MAPPING THE CELLULAR DETERMINANTS OF GENOME EDITING

Abstract

Engineering of CRISPR-Cas systems has produced a suite of genome editing tools including programmable nucleases, base editors and prime editors. During my Ph.D., I studied how cellular processes regulate these tools and affect editing outcomes. Chapter 2 focuses on CRISPR nucleases capable of generating DNA double-strand breaks (DSBs) at target sequences. The DSBs are repaired by a complex multi-pathway repair network, leading to heterogenous outcomes. To systematically profile how DNA repair regulates these outcomes, we developed a CRISPR screening platform called Repair-seq; my part in this work was to characterize outcomes uncaptured by Repair-seq including large deletions. I discovered that Cas9-induced DSBs on lentiviral vectors can lead to large deletions through single-strand annealing. Chapter 3 focuses on prime editors which enable precise modifications of genomes through reverse transcription of template sequences appended to the 3′ ends of CRISPR–Cas guide RNAs. To identify cellular determinants of prime editing, I performed Repair-seq screens in K562 cells and identified DNA mismatch repair (MMR) as a major suppressor of small prime edits in those cells. Together with our collaborators, we then developed and validated a dominant negative MLH1 (MLH1dn) whose transient expression enhances prime editing by inhibiting MMR. Chapter 4 features genome-scale CRISPRi screens to identify additional prime editing determinants.
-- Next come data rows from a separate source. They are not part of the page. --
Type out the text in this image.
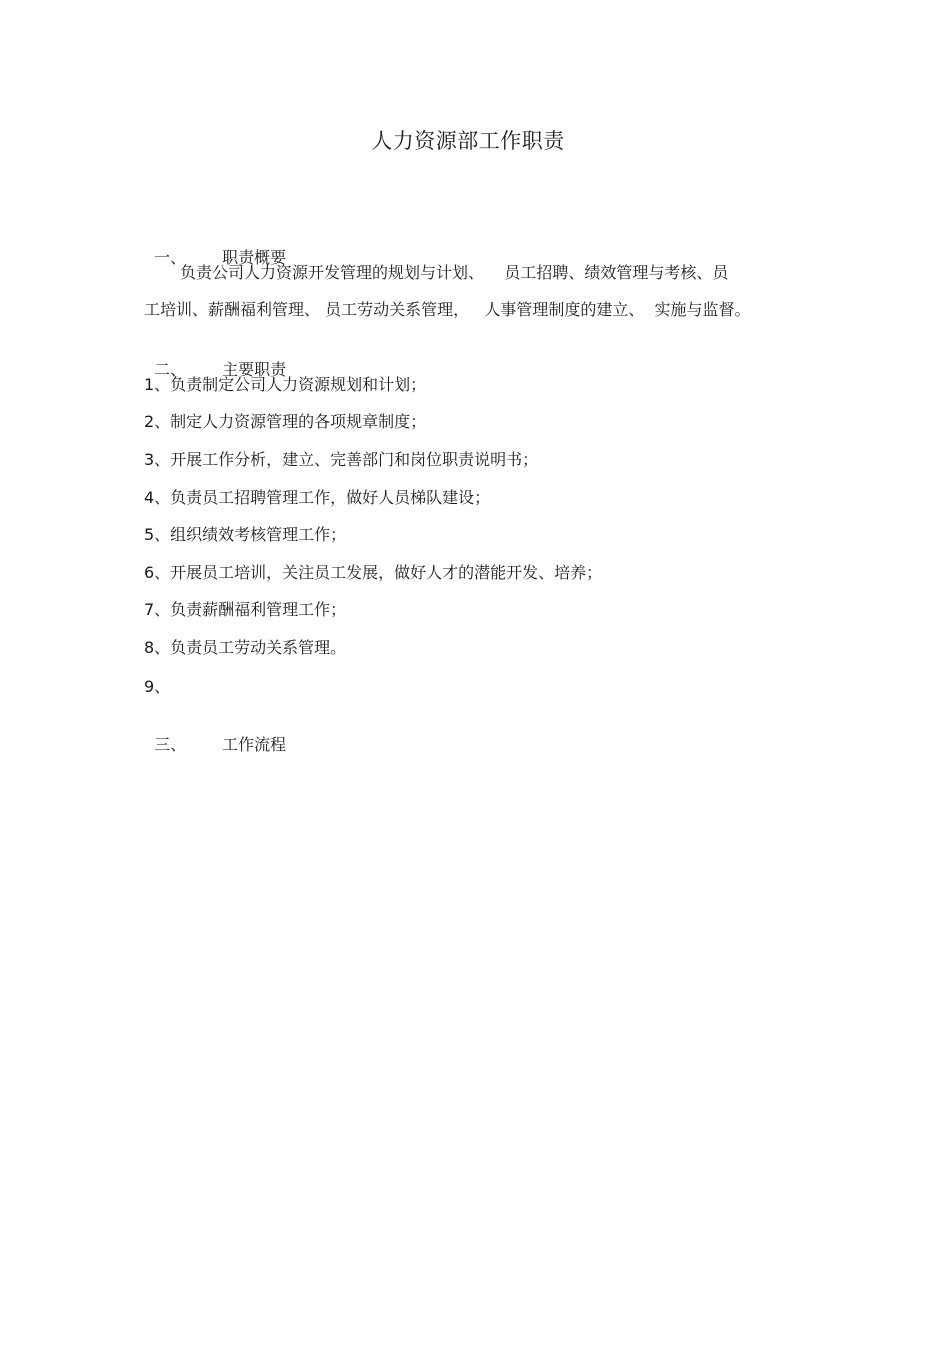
人力资源部工作职责

一、 职责概要

负责公司人力资源开发管理的规划与计划、    员工招聘、绩效管理与考核、员
工培训、薪酬福利管理、 员工劳动关系管理，   人事管理制度的建立、  实施与监督。

二、 主要职责

1、负责制定公司人力资源规划和计划；
2、制定人力资源管理的各项规章制度；
3、开展工作分析，建立、完善部门和岗位职责说明书；
4、负责员工招聘管理工作，做好人员梯队建设；
5、组织绩效考核管理工作；
6、开展员工培训，关注员工发展，做好人才的潜能开发、培养；
7、负责薪酬福利管理工作；
8、负责员工劳动关系管理。
9、

三、 工作流程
A single factor emerged as the strongest mediator: the small RNA-binding exonuclease protection factor La. Further investigation revealed that La promotes prime editing across approaches, edit types, endogenous loci and cell types but has no consistent effect on genome-editing approaches that rely on standard, unextended guide RNAs. I found that La functionally interacts with and stabilizes the 3′ ends of polyuridylated prime editing guide RNAs (pegRNAs). Guided by these results, we developed a prime editor protein (PE7) fused to the RNA-binding, N-terminal domain of La. This editor improved prime editing with expressed pegRNAs and engineered pegRNAs (epegRNAs), as well as with synthetic pegRNAs optimized for La binding. Together, these studies provide key insights into how cellular environment regulates genome editing and suggest useful strategies for improvement.